Это было первое крупное произведение Цветаевой, в основном написанное уже в эмиграции. При этом между начальным периодом работы над поэмой (март – апрель 1922 года) и последующим основным (август – декабрь 1922 года) пролегла грань двух эпох жизни, что должно было сказаться и на развитии замысла. По стилю «М'oлодец» оказался завершающим (и вершинным) в цикле «фольклорных» поэм Цветаевой; по своему идейному пафосу он стал одним из центральных для всего творчества Цветаевой произведений, в котором нашло выражение ее понимание мироустройства и человеческой судьбы. Цветаева неоднократно подчеркивала особенный, интимный смысл «М'oлодца». Вскоре после завершения поэмы она писала Б. Пастернаку: «Вы сейчас (в феврале этого года) вошли в мою жизнь после большого моего опустошения: только что кончила большую поэму (надо же как-нибудь назвать!), не поэму, а наваждение, и не я ее кончила, а она меня, – расстались, как разорвались!» (МЦБП, 42). А в июле 1926 года, ссылаясь на один из эпизодов поэмы в письме к тому же адресату, Цветаева сделала ремарку: «Весь “М'oлодец” – до чего о себе!» (МЦБП, 255). Так как в поэме нет героев, воплощающих творческое начало, и тема творчества в ней вообще отсутствует, – эти признания Цветаевой требуют объяснений.
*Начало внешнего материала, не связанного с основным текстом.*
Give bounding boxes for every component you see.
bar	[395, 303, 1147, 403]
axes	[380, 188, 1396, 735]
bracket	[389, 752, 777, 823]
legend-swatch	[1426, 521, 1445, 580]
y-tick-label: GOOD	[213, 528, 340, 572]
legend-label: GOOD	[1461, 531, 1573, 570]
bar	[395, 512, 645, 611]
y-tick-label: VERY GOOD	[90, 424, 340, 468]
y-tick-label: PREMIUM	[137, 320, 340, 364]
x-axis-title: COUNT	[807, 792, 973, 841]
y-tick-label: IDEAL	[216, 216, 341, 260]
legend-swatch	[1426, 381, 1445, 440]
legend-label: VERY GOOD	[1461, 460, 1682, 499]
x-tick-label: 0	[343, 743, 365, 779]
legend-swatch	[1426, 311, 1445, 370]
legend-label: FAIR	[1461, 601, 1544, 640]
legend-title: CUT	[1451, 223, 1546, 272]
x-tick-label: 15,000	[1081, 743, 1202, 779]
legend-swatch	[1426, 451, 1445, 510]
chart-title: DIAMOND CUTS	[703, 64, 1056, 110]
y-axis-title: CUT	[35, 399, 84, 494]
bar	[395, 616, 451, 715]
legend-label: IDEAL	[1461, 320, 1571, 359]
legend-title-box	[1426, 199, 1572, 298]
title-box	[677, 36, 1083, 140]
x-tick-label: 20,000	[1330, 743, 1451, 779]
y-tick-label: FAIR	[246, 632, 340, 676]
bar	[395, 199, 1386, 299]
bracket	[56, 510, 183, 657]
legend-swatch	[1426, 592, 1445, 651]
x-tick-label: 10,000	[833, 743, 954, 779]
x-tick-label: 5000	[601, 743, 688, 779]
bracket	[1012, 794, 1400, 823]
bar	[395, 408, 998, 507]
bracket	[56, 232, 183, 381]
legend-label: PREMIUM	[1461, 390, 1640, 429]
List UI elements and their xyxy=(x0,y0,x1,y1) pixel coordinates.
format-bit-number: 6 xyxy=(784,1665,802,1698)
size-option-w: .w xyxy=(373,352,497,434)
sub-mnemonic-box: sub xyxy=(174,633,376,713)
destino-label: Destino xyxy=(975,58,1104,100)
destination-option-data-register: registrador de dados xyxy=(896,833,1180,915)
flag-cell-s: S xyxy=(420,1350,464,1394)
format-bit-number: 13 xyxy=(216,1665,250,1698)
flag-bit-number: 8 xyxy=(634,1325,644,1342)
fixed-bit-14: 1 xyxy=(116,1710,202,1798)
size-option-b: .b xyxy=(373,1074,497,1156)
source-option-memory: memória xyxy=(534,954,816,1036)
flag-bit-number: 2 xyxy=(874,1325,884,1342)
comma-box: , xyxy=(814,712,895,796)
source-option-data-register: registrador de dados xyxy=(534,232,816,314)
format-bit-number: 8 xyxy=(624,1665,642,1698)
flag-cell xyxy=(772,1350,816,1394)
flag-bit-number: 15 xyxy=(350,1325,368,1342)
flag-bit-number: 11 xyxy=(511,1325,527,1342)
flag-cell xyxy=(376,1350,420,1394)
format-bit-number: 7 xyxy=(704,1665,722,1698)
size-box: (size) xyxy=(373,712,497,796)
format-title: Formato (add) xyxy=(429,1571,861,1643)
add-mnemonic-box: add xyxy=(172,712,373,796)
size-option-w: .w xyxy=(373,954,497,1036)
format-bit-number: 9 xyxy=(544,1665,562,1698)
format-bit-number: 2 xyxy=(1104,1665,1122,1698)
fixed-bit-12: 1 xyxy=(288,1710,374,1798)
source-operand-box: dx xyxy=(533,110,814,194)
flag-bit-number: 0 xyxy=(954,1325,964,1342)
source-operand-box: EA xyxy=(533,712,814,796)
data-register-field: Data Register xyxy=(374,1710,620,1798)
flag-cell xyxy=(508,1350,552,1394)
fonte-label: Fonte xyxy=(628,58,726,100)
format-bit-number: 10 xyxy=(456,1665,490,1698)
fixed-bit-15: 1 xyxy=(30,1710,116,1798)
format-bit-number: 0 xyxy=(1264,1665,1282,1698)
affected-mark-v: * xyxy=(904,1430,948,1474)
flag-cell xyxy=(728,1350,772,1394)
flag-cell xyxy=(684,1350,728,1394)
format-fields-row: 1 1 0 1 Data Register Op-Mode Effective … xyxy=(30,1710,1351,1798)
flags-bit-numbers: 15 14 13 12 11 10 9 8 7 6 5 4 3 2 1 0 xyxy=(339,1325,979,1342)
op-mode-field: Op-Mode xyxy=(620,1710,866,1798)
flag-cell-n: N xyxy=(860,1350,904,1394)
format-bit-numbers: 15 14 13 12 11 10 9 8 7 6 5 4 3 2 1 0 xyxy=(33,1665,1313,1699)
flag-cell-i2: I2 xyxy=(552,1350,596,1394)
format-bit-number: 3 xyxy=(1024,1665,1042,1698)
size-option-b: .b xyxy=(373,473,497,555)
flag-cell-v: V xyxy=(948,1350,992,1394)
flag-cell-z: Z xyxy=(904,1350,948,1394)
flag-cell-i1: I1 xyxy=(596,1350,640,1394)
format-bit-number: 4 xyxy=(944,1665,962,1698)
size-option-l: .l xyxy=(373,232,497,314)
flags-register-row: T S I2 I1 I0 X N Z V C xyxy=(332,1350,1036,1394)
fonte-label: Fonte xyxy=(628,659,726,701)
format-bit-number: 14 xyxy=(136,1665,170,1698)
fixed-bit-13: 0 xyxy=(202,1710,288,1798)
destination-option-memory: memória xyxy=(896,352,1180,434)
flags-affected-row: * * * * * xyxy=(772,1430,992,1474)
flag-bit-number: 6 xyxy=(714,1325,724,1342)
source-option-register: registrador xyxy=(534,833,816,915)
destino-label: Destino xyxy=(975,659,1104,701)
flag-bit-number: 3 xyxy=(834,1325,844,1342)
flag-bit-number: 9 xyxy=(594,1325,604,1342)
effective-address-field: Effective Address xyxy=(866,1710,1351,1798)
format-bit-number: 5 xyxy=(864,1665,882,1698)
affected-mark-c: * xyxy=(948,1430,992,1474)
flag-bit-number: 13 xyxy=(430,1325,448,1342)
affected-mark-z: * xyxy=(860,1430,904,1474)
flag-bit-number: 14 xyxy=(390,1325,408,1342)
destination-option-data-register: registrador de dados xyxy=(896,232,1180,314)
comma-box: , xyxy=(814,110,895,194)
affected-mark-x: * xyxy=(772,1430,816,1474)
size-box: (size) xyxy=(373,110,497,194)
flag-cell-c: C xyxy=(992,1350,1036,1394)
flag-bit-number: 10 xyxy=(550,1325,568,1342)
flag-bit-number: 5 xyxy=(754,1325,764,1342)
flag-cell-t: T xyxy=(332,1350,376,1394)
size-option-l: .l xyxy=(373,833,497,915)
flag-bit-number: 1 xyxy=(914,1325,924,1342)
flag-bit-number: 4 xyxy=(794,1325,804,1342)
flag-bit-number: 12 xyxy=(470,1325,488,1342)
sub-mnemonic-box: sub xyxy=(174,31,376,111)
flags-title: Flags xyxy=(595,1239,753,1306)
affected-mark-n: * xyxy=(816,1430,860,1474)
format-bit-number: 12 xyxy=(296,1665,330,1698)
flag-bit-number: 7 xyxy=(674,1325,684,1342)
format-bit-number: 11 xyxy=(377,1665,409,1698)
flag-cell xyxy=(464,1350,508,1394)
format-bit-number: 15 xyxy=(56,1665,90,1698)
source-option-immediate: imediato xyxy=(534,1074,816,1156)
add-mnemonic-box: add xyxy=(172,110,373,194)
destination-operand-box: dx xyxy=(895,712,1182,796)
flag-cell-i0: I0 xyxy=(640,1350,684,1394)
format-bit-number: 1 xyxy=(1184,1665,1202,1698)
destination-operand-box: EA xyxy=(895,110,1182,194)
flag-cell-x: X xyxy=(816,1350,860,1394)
Стержень рассказанной в «М'oлодце» истории – любовь Маруси к М'oлодцу-упырю, любовь, которая является источником всех гибельных для героини и ее близких поступков, но которая в конце концов уносит ее вместе с возлюбленным все в ту же вожделенную «лазорь», в царство Небытия, куда уже устремлялись другие цветаевские персонажи. Таким образом, именно своей концовкой поэма недвусмысленно указывает на связь истории, поведанной в ней, с тем комплексом настроений, который нашел отражение в лирике и поэмах предшествующего периода.